In a letter to President Joe Biden, National Football League Commissioner Roger Goodell offered all 30 of the league's stadiums to be used as mass vaccination sites.
Goodell said the NFL and its teams "are committed to doing our part to ensure that vaccines are as widely accessible in our communities as possible."
"To that end, each NFL team will make its stadium available for mass vaccinations of the general public in coordination with local, state, and federal health officials," the letter, which was sent to Biden on Friday, said.
Seven NFL teams are already using their stadiums as vaccine sites, including the Arizona Cardinals, Atlanta Falcons, Baltimore Ravens, Carolina Panthers, Houston Texans, Miami Dolphins, and New England Patriots.
Goodell's letter was sent just days before the Super Bowl is set to take place at the Tampa Bay Buccaneers stadium in Florida.
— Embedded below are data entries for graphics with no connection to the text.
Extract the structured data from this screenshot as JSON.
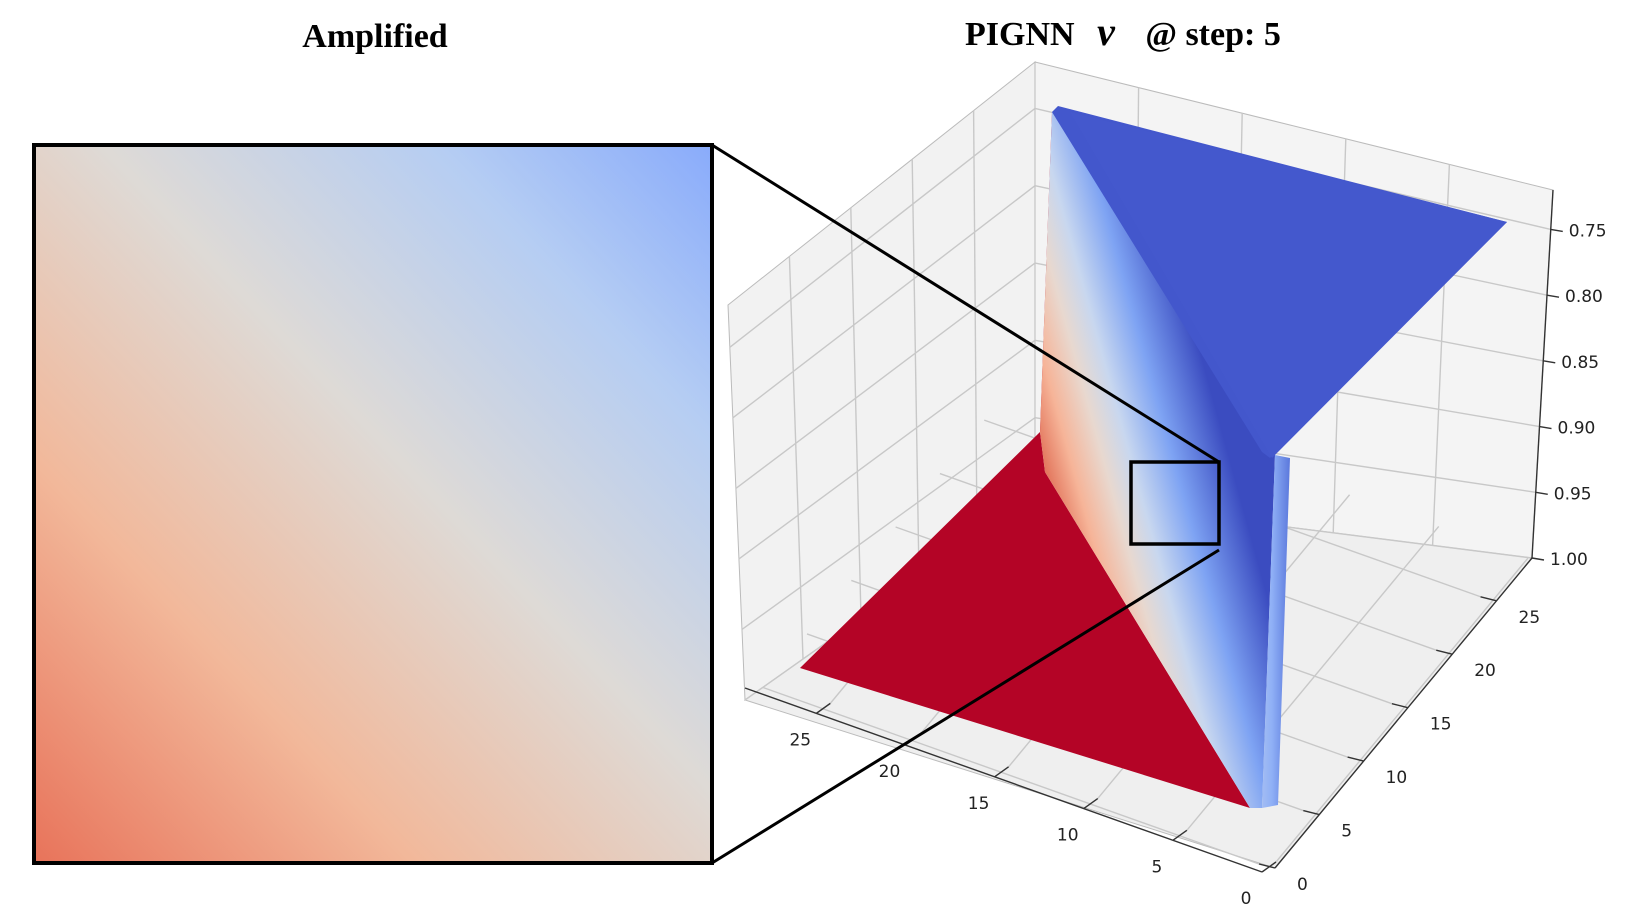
{
  "titles": {
    "left": "Amplified",
    "right_prefix": "PIGNN",
    "right_symbol": "v",
    "right_suffix": "@ step: 5"
  },
  "colors": {
    "high": "#b40426",
    "low": "#3b4cc0",
    "inset_bottom_left": "#e8735a",
    "inset_mid": "#dcdcdc",
    "inset_top_right": "#8aaefc",
    "pane": "#f2f2f2",
    "grid": "#c8c8c8"
  },
  "chart_data": [
    {
      "type": "surface",
      "title": "PIGNN v @ step: 5",
      "colormap": "coolwarm",
      "x_ticks": [
        0,
        5,
        10,
        15,
        20,
        25
      ],
      "y_ticks": [
        0,
        5,
        10,
        15,
        20,
        25
      ],
      "z_ticks": [
        "0.75",
        "0.80",
        "0.85",
        "0.90",
        "0.95",
        "1.00"
      ],
      "x_range": [
        0,
        29
      ],
      "y_range": [
        0,
        29
      ],
      "z_range": [
        0.72,
        1.0
      ],
      "z_inverted": true,
      "surface": {
        "high_value": 1.0,
        "low_value": 0.72,
        "transition": "steep step along diagonal x = y"
      },
      "zoom_region": "small square on the diagonal transition"
    },
    {
      "type": "heatmap",
      "title": "Amplified",
      "description_of_colors": "gradient from light red (bottom-left) through near-white to light blue (top-right)"
    }
  ]
}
Mass vaccine sites continue to open across the US as part of Biden's plan to deliver 100 million vaccines in 100 days, which includes opening 100 new vaccine sites.
Vaccines were first offered at Yankee Stadium to Bronx residents on Friday, where a long line of people waited to get their shots, CBS reported.
The San Francisco 49ers stadium, set to open next week, could be California's largest mass vaccination site, with a goal of administering 15,000 shots per day, the Los Angeles Times reported.
According to data from the Centers for Disease Control and Prevention, more than 30 million Americans have received an initial dose of the vaccine, which is administered in two doses several weeks apart. Over 8 million people have been fully vaccinated.
More than 460,000 Americans have died from COVID-19, while nearly 27 million have been infected, according to data compiled by John Hopkins University.